From Molecules to Mixtures: Learning Representations of Olfactory Mixture Similarity using Inductive Biases
Create a conda environment:
conda env create -f environment.yml
conda activate pommix
The datasets
folder contains the olfactory properties of single molecules, obtained from the OpenPOM version of the GoodScents-Leffingwell (GS-LF) dataset. This folder also contains the olfactory similarity metrics for mixtures, contained in mixtures_combined.csv
obtained from Snitz et al. (2013), Bushdid et al. (2014) and Ravia et al. (2020). The SMILES strings of the components in the multimolecular mixtures can be found in mixture_smi_definitions_clean_found_duplicates.csv
.
The datasets
folder also contains the pre-determined random splits (prefix random
), cross-validation splits (prefix random_cv
), splitting by number of components in a mixture (in Figure 5a, prefix ablate_components
), and the leave-molecules-out splits (LMO, in Figure 5b, prefix lso_molecules
)
The datasets
folder contains the features used for the RDKit baselines mixture_rdkit_definitions_clean_found_duplicates.csv
and the principal odor map (POM) embeddings used for the XGBoost models mixture_pom_embeddings.npz
. To run the baselines, use the scripts and splits contained in the scripts/baseline
folder.
scripts/pom
contains the code to generate olfactory molecular embeddings by predicting the odor descriptors for a molecule based on the GS-LF dataset.
# run pretraining
# parameters determined from hyperparameter optimization
# model saved in `gs-lf_models/pretrained_pom`
python run_pretraining.py --depth=4 --hidden_dim=320 --dropout=0.1 --lr=0.0001 --tag='pretrained_pom'
scripts/chemix
contains the code to take mixture embeddings to predict the olfactory similarity of two mixtures. Pretrained POM is pulled from the previous step.

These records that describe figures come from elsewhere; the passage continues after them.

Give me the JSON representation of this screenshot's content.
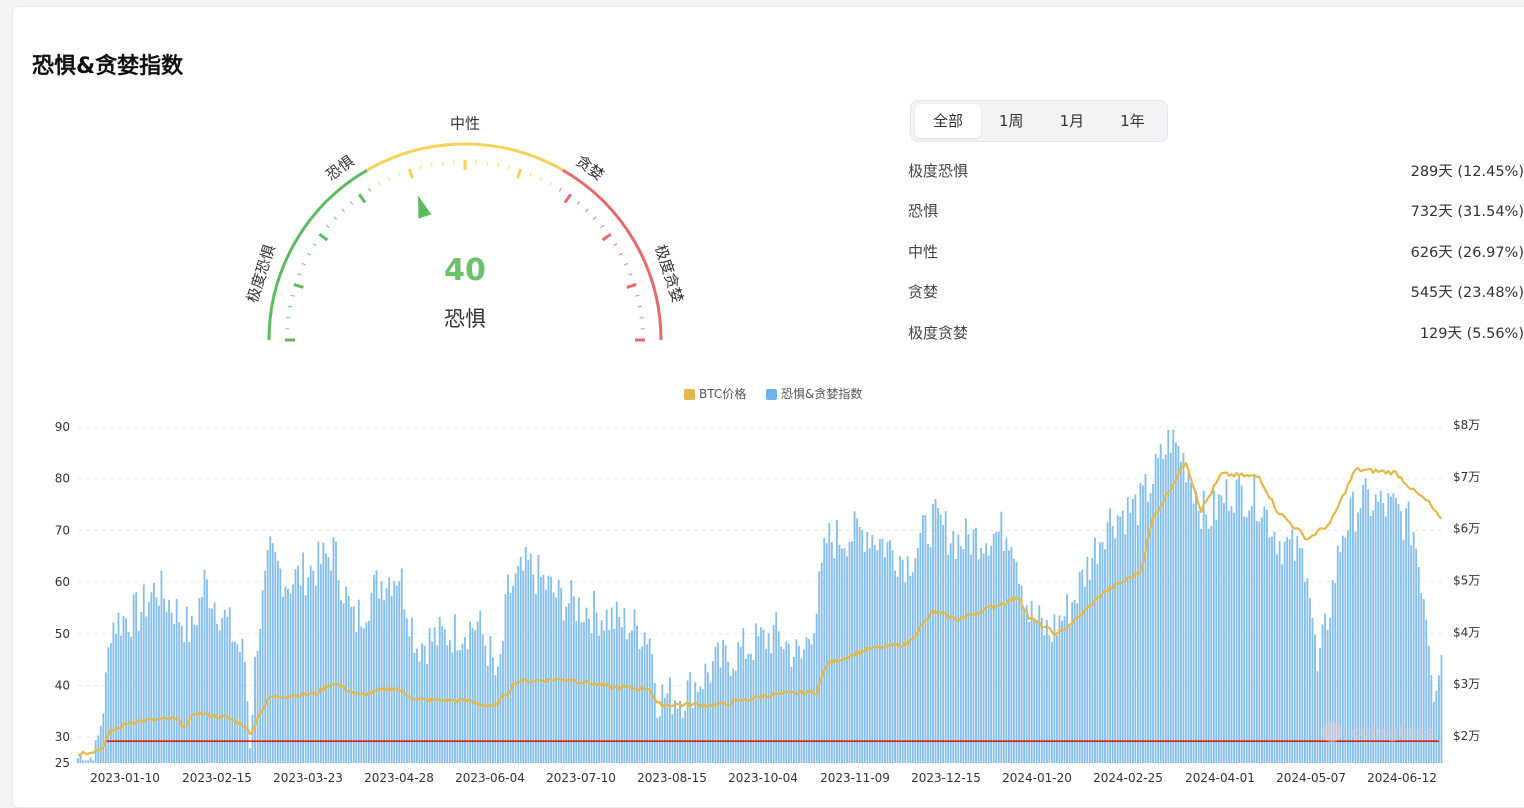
{
  "title": "恐惧&贪婪指数",
  "gauge": {
    "value": 40,
    "status": "恐惧",
    "min": 0,
    "max": 100,
    "labels": [
      "极度恐惧",
      "恐惧",
      "中性",
      "贪婪",
      "极度贪婪"
    ],
    "colors": {
      "fear": "#5dbb5f",
      "neutral": "#f5d35a",
      "greed": "#e36b6b"
    }
  },
  "tabs": [
    {
      "label": "全部",
      "active": true
    },
    {
      "label": "1周",
      "active": false
    },
    {
      "label": "1月",
      "active": false
    },
    {
      "label": "1年",
      "active": false
    }
  ],
  "stats": [
    {
      "label": "极度恐惧",
      "value": "289天 (12.45%)"
    },
    {
      "label": "恐惧",
      "value": "732天 (31.54%)"
    },
    {
      "label": "中性",
      "value": "626天 (26.97%)"
    },
    {
      "label": "贪婪",
      "value": "545天 (23.48%)"
    },
    {
      "label": "极度贪婪",
      "value": "129天 (5.56%)"
    }
  ],
  "chart_data": {
    "type": "bar",
    "legend": [
      {
        "name": "BTC价格",
        "color": "#e6b84a"
      },
      {
        "name": "恐惧&贪婪指数",
        "color": "#6fb3ea"
      }
    ],
    "legend_position": "top-center",
    "x_ticks": [
      "2023-01-10",
      "2023-02-15",
      "2023-03-23",
      "2023-04-28",
      "2023-06-04",
      "2023-07-10",
      "2023-08-15",
      "2023-10-04",
      "2023-11-09",
      "2023-12-15",
      "2024-01-20",
      "2024-02-25",
      "2024-04-01",
      "2024-05-07",
      "2024-06-12"
    ],
    "y_left": {
      "ticks": [
        "25",
        "30",
        "40",
        "50",
        "60",
        "70",
        "80",
        "90"
      ],
      "range": [
        25,
        90
      ]
    },
    "y_right": {
      "ticks": [
        "$2万",
        "$3万",
        "$4万",
        "$5万",
        "$6万",
        "$7万",
        "$8万"
      ],
      "range": [
        20000,
        80000
      ]
    },
    "reference_line": {
      "value": 30,
      "color": "#d81e1e"
    },
    "fear_greed_series": [
      {
        "date": "2023-01-01",
        "value": 26
      },
      {
        "date": "2023-01-08",
        "value": 26
      },
      {
        "date": "2023-01-12",
        "value": 40
      },
      {
        "date": "2023-01-14",
        "value": 52
      },
      {
        "date": "2023-01-25",
        "value": 54
      },
      {
        "date": "2023-02-01",
        "value": 59
      },
      {
        "date": "2023-02-08",
        "value": 55
      },
      {
        "date": "2023-02-15",
        "value": 50
      },
      {
        "date": "2023-02-20",
        "value": 60
      },
      {
        "date": "2023-02-28",
        "value": 53
      },
      {
        "date": "2023-03-08",
        "value": 45
      },
      {
        "date": "2023-03-10",
        "value": 30
      },
      {
        "date": "2023-03-13",
        "value": 50
      },
      {
        "date": "2023-03-18",
        "value": 65
      },
      {
        "date": "2023-03-25",
        "value": 60
      },
      {
        "date": "2023-04-05",
        "value": 63
      },
      {
        "date": "2023-04-12",
        "value": 66
      },
      {
        "date": "2023-04-20",
        "value": 52
      },
      {
        "date": "2023-04-30",
        "value": 60
      },
      {
        "date": "2023-05-08",
        "value": 62
      },
      {
        "date": "2023-05-15",
        "value": 48
      },
      {
        "date": "2023-05-28",
        "value": 50
      },
      {
        "date": "2023-06-08",
        "value": 52
      },
      {
        "date": "2023-06-13",
        "value": 46
      },
      {
        "date": "2023-06-16",
        "value": 40
      },
      {
        "date": "2023-06-20",
        "value": 58
      },
      {
        "date": "2023-06-28",
        "value": 63
      },
      {
        "date": "2023-07-10",
        "value": 57
      },
      {
        "date": "2023-07-25",
        "value": 54
      },
      {
        "date": "2023-08-05",
        "value": 52
      },
      {
        "date": "2023-08-15",
        "value": 50
      },
      {
        "date": "2023-08-18",
        "value": 38
      },
      {
        "date": "2023-08-28",
        "value": 38
      },
      {
        "date": "2023-09-10",
        "value": 44
      },
      {
        "date": "2023-09-25",
        "value": 48
      },
      {
        "date": "2023-10-04",
        "value": 50
      },
      {
        "date": "2023-10-14",
        "value": 45
      },
      {
        "date": "2023-10-20",
        "value": 55
      },
      {
        "date": "2023-10-24",
        "value": 68
      },
      {
        "date": "2023-11-09",
        "value": 70
      },
      {
        "date": "2023-11-25",
        "value": 64
      },
      {
        "date": "2023-12-05",
        "value": 72
      },
      {
        "date": "2023-12-15",
        "value": 68
      },
      {
        "date": "2024-01-05",
        "value": 70
      },
      {
        "date": "2024-01-12",
        "value": 54
      },
      {
        "date": "2024-01-20",
        "value": 50
      },
      {
        "date": "2024-01-28",
        "value": 55
      },
      {
        "date": "2024-02-05",
        "value": 64
      },
      {
        "date": "2024-02-12",
        "value": 72
      },
      {
        "date": "2024-02-25",
        "value": 75
      },
      {
        "date": "2024-03-01",
        "value": 80
      },
      {
        "date": "2024-03-08",
        "value": 88
      },
      {
        "date": "2024-03-14",
        "value": 83
      },
      {
        "date": "2024-03-22",
        "value": 72
      },
      {
        "date": "2024-04-01",
        "value": 78
      },
      {
        "date": "2024-04-12",
        "value": 76
      },
      {
        "date": "2024-04-20",
        "value": 68
      },
      {
        "date": "2024-05-01",
        "value": 64
      },
      {
        "date": "2024-05-05",
        "value": 42
      },
      {
        "date": "2024-05-15",
        "value": 70
      },
      {
        "date": "2024-05-22",
        "value": 76
      },
      {
        "date": "2024-06-05",
        "value": 74
      },
      {
        "date": "2024-06-12",
        "value": 70
      },
      {
        "date": "2024-06-17",
        "value": 55
      },
      {
        "date": "2024-06-20",
        "value": 40
      },
      {
        "date": "2024-06-23",
        "value": 46
      }
    ],
    "btc_price_series": [
      {
        "date": "2023-01-01",
        "value": 16600
      },
      {
        "date": "2023-01-10",
        "value": 17400
      },
      {
        "date": "2023-01-14",
        "value": 20800
      },
      {
        "date": "2023-01-22",
        "value": 22800
      },
      {
        "date": "2023-02-08",
        "value": 23300
      },
      {
        "date": "2023-02-13",
        "value": 21800
      },
      {
        "date": "2023-02-16",
        "value": 24500
      },
      {
        "date": "2023-03-01",
        "value": 23500
      },
      {
        "date": "2023-03-08",
        "value": 22000
      },
      {
        "date": "2023-03-10",
        "value": 20200
      },
      {
        "date": "2023-03-14",
        "value": 24500
      },
      {
        "date": "2023-03-18",
        "value": 27500
      },
      {
        "date": "2023-04-05",
        "value": 28200
      },
      {
        "date": "2023-04-12",
        "value": 30300
      },
      {
        "date": "2023-04-22",
        "value": 27800
      },
      {
        "date": "2023-05-06",
        "value": 29300
      },
      {
        "date": "2023-05-15",
        "value": 27000
      },
      {
        "date": "2023-06-05",
        "value": 26800
      },
      {
        "date": "2023-06-14",
        "value": 25500
      },
      {
        "date": "2023-06-20",
        "value": 28500
      },
      {
        "date": "2023-06-23",
        "value": 30500
      },
      {
        "date": "2023-07-14",
        "value": 31000
      },
      {
        "date": "2023-08-01",
        "value": 29300
      },
      {
        "date": "2023-08-15",
        "value": 29200
      },
      {
        "date": "2023-08-18",
        "value": 26100
      },
      {
        "date": "2023-09-12",
        "value": 26000
      },
      {
        "date": "2023-10-01",
        "value": 27900
      },
      {
        "date": "2023-10-20",
        "value": 28500
      },
      {
        "date": "2023-10-24",
        "value": 33900
      },
      {
        "date": "2023-11-09",
        "value": 36700
      },
      {
        "date": "2023-11-25",
        "value": 37800
      },
      {
        "date": "2023-12-05",
        "value": 44000
      },
      {
        "date": "2023-12-15",
        "value": 42500
      },
      {
        "date": "2024-01-08",
        "value": 46800
      },
      {
        "date": "2024-01-12",
        "value": 42800
      },
      {
        "date": "2024-01-23",
        "value": 39500
      },
      {
        "date": "2024-02-01",
        "value": 43100
      },
      {
        "date": "2024-02-10",
        "value": 47500
      },
      {
        "date": "2024-02-25",
        "value": 51700
      },
      {
        "date": "2024-03-01",
        "value": 62000
      },
      {
        "date": "2024-03-14",
        "value": 73000
      },
      {
        "date": "2024-03-20",
        "value": 63500
      },
      {
        "date": "2024-03-28",
        "value": 70500
      },
      {
        "date": "2024-04-12",
        "value": 70000
      },
      {
        "date": "2024-04-19",
        "value": 63500
      },
      {
        "date": "2024-05-01",
        "value": 58000
      },
      {
        "date": "2024-05-10",
        "value": 61000
      },
      {
        "date": "2024-05-20",
        "value": 71400
      },
      {
        "date": "2024-06-05",
        "value": 70800
      },
      {
        "date": "2024-06-12",
        "value": 67300
      },
      {
        "date": "2024-06-18",
        "value": 65000
      },
      {
        "date": "2024-06-23",
        "value": 61500
      }
    ]
  },
  "watermark": "coinglass"
}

# run chemix with pom embeddings
# parameters are from default.yaml, which are determined from hyperparameter optimization
# model saved in `results/{split_type}/`
python run_chemix.py --split={split_type}
scripts/chemix/data_utilities
contain scripts used to generate the mixture features and splits.
scripts/pommix
contains the code that trains both POM and CheMix end-to-end to improve the predictive performance of molecular embeddings generated from the POM. The POM model pulled from first step. The CheMix model is pulled from the same splits used as previous step.
# run POMMix
# parameters generated from previous steps
# model saved in `results/{split_type}/`
python run_pommix.py --split={split_type}
scripts/baseline
contains baseline models used for comparison. This includes Snitz baseline, and XGBoost with RDKit features.
To perform Snitz baseline, the three steps as detailed in the appendix are separated into 3 scripts:
python run_snitz_step1.py
python run_snitz_step2.py
python run_snitz_step3.py # final features are saved in `snitz_step3`
python run_snitz.py # results saved in `snitz_similarity`
To perform XGBoost models for either RDKit or POM features:
python run_xgb.py --feat_type={"rdkit2d", "pom_embeddings", "molt5embeddings"} # results saved in `xgb_{feat_type}`. Molt5 will need to be generated
All figures generated in the paper can be found using scripts found in the figures
folder -- most of them are in figures.ipynb
.
To further study the performance of the POM embeddings, we also test the use of MolT5 (Edwards et al. 2022) embeddings. The embeddings can be generated using the molfeat package. The script to generate the embeddings are created in the scripts/chemix/data_utilities/make_molt5.py
.
We use the embeddings with XGB in scripts/baseline/
and also CheMix scripts/chemix/
.
To test the GNN archiecture, we also perform experiments with the Graphormer and the GPS models, which have performed SOTA on larger datasets.
We direct the user to use the repository for Graphromer, we use the default of Graphromer-slim. For GPS, the script is found in scripts/pom/gpsconv.py
.
The model of CheMix has been modified with different prediction heads. The results are found in scripts/chemix/results/random_cv/
. We finally use the scaled cosine distance, which is reflected in the final model architecture.